Memo to Christy Clark: Vancouver–Point Grey voters care about climate change
Premier Christy Clark's recent decision to redefine natural gas as a "clean source of energy" may have unintended consequences for her political career.
That's because she represents Vancouver–Point Grey in the legislature, which is home to some of the most environmentally conscious voters in the province.
On June 21, Clark declared that her government will change the legal status of natural gas when it's used in the development of liquefied natural gas.
The Clean Energy Act has an "objective" to generate at least 93 percent of electricity in B.C. "from clean or renewable resources and to build the infrastructure necessary to transmit that electricity".
Under the law, a "clean or renewable resource" currently means "biomass, biogas, geothermal heat, hydro, solar, ocean, wind or any other prescribed resource".
Clark's sleight-of-hand with the definition of "clean energy"—which was announced at a Business Council of B.C. energy conference—will enable her to include a fossil fuel in that category to boost the LNG industry.
It's clear that these plants require a great deal of power. The British Columbia Renewable Energy Blog reported in May that if four LNG plants are built, with each requiring approximately 4,000 gigawatt hours of energy per year, "the demand for electricity in the Province could exceed 25% of the existing BC Hydro load".
Clark's announcement was condemned by a bevy of clean-energy advocates.
SFU resource economist and former B.C. Utilities Commission chair Mark Jaccard told CBC that "this new policy direction is a complete betrayal of the families Christy Clark says she cares about".
The David Suzuki Foundation also ripped into the policy change. And Nathaniel Baker, writing on the Energy Boom website, characterized it this way: "Christy Clark, the premier of British Columbia, has joined the ranks of public officials the world over, which have clouded the definition of 'clean energy' by using the term to serve their own interests."
This is where things get problematic for Clark. While her decision may be cheered in northeastern B.C. where the gas is produced and among energy executives in downtown Vancouver, it may not go over nearly as well in her own constituency.

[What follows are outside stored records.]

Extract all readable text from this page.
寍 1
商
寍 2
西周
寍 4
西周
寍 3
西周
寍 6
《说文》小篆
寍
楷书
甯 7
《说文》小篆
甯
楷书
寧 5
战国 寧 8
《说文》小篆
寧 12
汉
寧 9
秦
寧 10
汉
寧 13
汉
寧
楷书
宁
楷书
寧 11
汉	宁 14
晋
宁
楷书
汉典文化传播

The former MLA, Gordon Campbell, was very aware that a significant number of students, university employees, and environmentalists in Vancouver–Point Grey see climate change as a voting issue.
Campbell introduced the carbon tax, the Clean Energy Act, and other measures to demonstrate that he understood its significance. The former premier held several high-profile meetings with his friend, then-governor Arnold Schwarzenegger, to discuss the issue.

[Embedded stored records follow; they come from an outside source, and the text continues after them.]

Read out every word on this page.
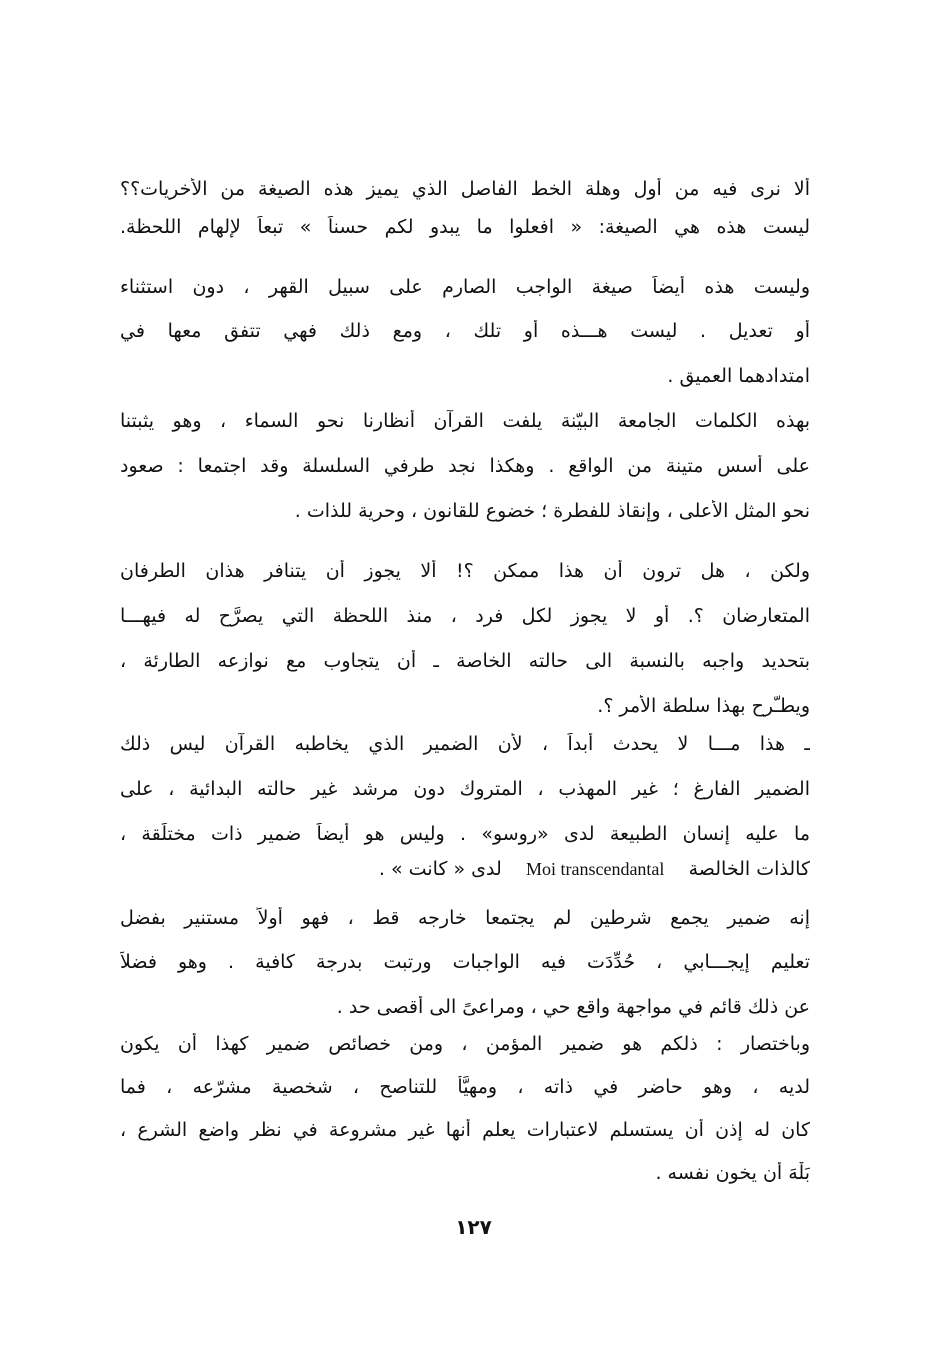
ألا نرى فيه من أول وهلة الخط الفاصل الذي يميز هذه الصيغة من الأخريات؟؟
ليست هذه هي الصيغة: « افعلوا ما يبدو لكم حسناً » تبعاً لإلهام اللحظة.
وليست هذه أيضاً صيغة الواجب الصارم على سبيل القهر ، دون استثناء
أو تعديل . ليست هـــذه أو تلك ، ومع ذلك فهي تتفق معها في
امتدادهما العميق .
بهذه الكلمات الجامعة البيّنة يلفت القرآن أنظارنا نحو السماء ، وهو يثبتنا
على أسس متينة من الواقع . وهكذا نجد طرفي السلسلة وقد اجتمعا : صعود
نحو المثل الأعلى ، وإنقاذ للفطرة ؛ خضوع للقانون ، وحرية للذات .
ولكن ، هل ترون أن هذا ممكن ؟! ألا يجوز أن يتنافر هذان الطرفان
المتعارضان ؟. أو لا يجوز لكل فرد ، منذ اللحظة التي يصرَّح له فيهـــا
بتحديد واجبه بالنسبة الى حالته الخاصة ـ أن يتجاوب مع نوازعه الطارئة ،
ويطـّرح بهذا سلطة الأمر ؟.
ـ هذا مـــا لا يحدث أبداً ، لأن الضمير الذي يخاطبه القرآن ليس ذلك
الضمير الفارغ ؛ غير المهذب ، المتروك دون مرشد غير حالته البدائية ، على
ما عليه إنسان الطبيعة لدى «روسو» . وليس هو أيضاً ضمير ذات مختلَقة ،
كالذات الخالصة    Moi transcendantal    لدى « كانت » .
إنه ضمير يجمع شرطين لم يجتمعا خارجه قط ، فهو أولاً مستنير بفضل
تعليم إيجـــابي ، حُدِّدَت فيه الواجبات ورتبت بدرجة كافية . وهو فضلاً
عن ذلك قائم في مواجهة واقع حي ، ومراعىً الى أقصى حد .
وباختصار : ذلكم هو ضمير المؤمن ، ومن خصائص ضمير كهذا أن يكون
لديه ، وهو حاضر في ذاته ، ومهيَّأ للتناصح ، شخصية مشرّعه ، فما
كان له إذن أن يستسلم لاعتبارات يعلم أنها غير مشروعة في نظر واضع الشرع ،
بَلْهَ أن يخون نفسه .
١٢٧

Campbell even shared a stage in Vancouver with the King of Climate Change, Al Gore, where they were both introduced by David Suzuki. I had fun with that one, writing a feature article called "The Two Faces of Gordo", which juxtaposed Campbell's so-called green conversion with climate-killing policies such as the Gateway Program and his support for coal exports.

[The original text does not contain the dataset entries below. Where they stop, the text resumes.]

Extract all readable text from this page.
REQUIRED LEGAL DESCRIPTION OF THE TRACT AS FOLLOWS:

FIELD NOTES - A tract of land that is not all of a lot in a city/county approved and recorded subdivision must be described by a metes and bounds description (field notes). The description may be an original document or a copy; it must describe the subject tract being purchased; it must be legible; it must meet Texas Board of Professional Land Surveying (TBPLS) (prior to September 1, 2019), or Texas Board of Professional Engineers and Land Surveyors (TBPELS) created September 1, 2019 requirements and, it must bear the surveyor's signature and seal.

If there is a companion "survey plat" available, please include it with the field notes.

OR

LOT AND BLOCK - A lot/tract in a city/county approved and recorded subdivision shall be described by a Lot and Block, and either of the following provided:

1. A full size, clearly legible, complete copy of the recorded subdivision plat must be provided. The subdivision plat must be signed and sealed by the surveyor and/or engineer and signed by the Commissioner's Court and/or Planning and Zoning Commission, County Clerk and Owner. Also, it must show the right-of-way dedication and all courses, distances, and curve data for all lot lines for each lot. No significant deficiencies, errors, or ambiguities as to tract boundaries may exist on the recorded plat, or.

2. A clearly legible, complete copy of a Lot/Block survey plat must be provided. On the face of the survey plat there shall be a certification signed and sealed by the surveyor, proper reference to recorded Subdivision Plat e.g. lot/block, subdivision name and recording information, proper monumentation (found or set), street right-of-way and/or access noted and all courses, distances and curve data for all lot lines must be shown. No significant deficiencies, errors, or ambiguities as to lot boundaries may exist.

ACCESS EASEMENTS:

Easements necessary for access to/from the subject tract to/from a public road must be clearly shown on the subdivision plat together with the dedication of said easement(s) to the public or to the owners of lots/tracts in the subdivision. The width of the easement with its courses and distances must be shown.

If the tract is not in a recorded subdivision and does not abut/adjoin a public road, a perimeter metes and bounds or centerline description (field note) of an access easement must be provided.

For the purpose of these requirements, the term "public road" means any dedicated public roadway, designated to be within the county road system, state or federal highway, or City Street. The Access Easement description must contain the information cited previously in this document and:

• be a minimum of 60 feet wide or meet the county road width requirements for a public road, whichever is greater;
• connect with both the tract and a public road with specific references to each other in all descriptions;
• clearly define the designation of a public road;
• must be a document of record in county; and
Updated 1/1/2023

But Campbell's outreach to people like Gore sent a message to voters in his constituency that he understood climate change and considered it an extremely serious issue.
Clark, on the other hand, has not demonstrated to many voters that she really cares that much about climate change. The so-called "Green Liberals" helped her become party leader only because she was slightly more liberal on this issue than her chief rival, Kevin Falcon. The Green Liberals ranked Clark third among the four candidates.
Clark's lack of passion for the issue was apparent during the B.C. Liberal leadership campaign when she tap-danced around climate change at a B.C. Chamber of Commerce event.
Christy Clark sort of speaks about climate change.
Unlike her rival Kevin Falcon, Clark didn't question the carbon tax. But she didn't give it a strong endorsement, either.
“I don’t support a referendum on the carbon tax. principally because I don’t support going to referenda on tax issues,” she said.
There was no word on rising global emission levels or any demonstration that this was of any serious concern to her.
The Green vote reached 15 percent in Vancouver–Point Grey in 2005. It's probably no coincidence that Campbell's strong embrace of this issue followed that election, in which he only captured 46 percent of the vote. In the 2009 election, Campbell passed the 50-percent threshold.
I would argue that this is because Vancouver–Point Grey voters believed, by and large, that by 2009, Campbell understood and accepted the reality of climate change.
It's now 2012, and their current MLA, Premier Clark, still has not appeared to have gotten the message on climate change. She's getting condemned by the same types of people—Jaccard, the David Suzuki Foundation, and green-energy entrepreneurs—who were willing to cut Campbell a great deal of slack, notwithstanding his Gateway Program roadbuilding frenzy.
Unlike Campbell, Clark hasn't appeared to recognize that climate change is a voting issue for many residents of Vancouver–Point Grey. The evidence is pretty clear in her cavalier announcement about changing the legal definition of natural gas, without taking time to consult or placate green-energy supporters.
Many of her constituents who care about global warming are not the types who would have dialled up her CKNW Radio show. But they will put an "X" on a ballot for a Green party candidate if they feel that Clark hasn't wrapped her mind around the importance of climate change and truly understands the threat that it poses to life on Earth.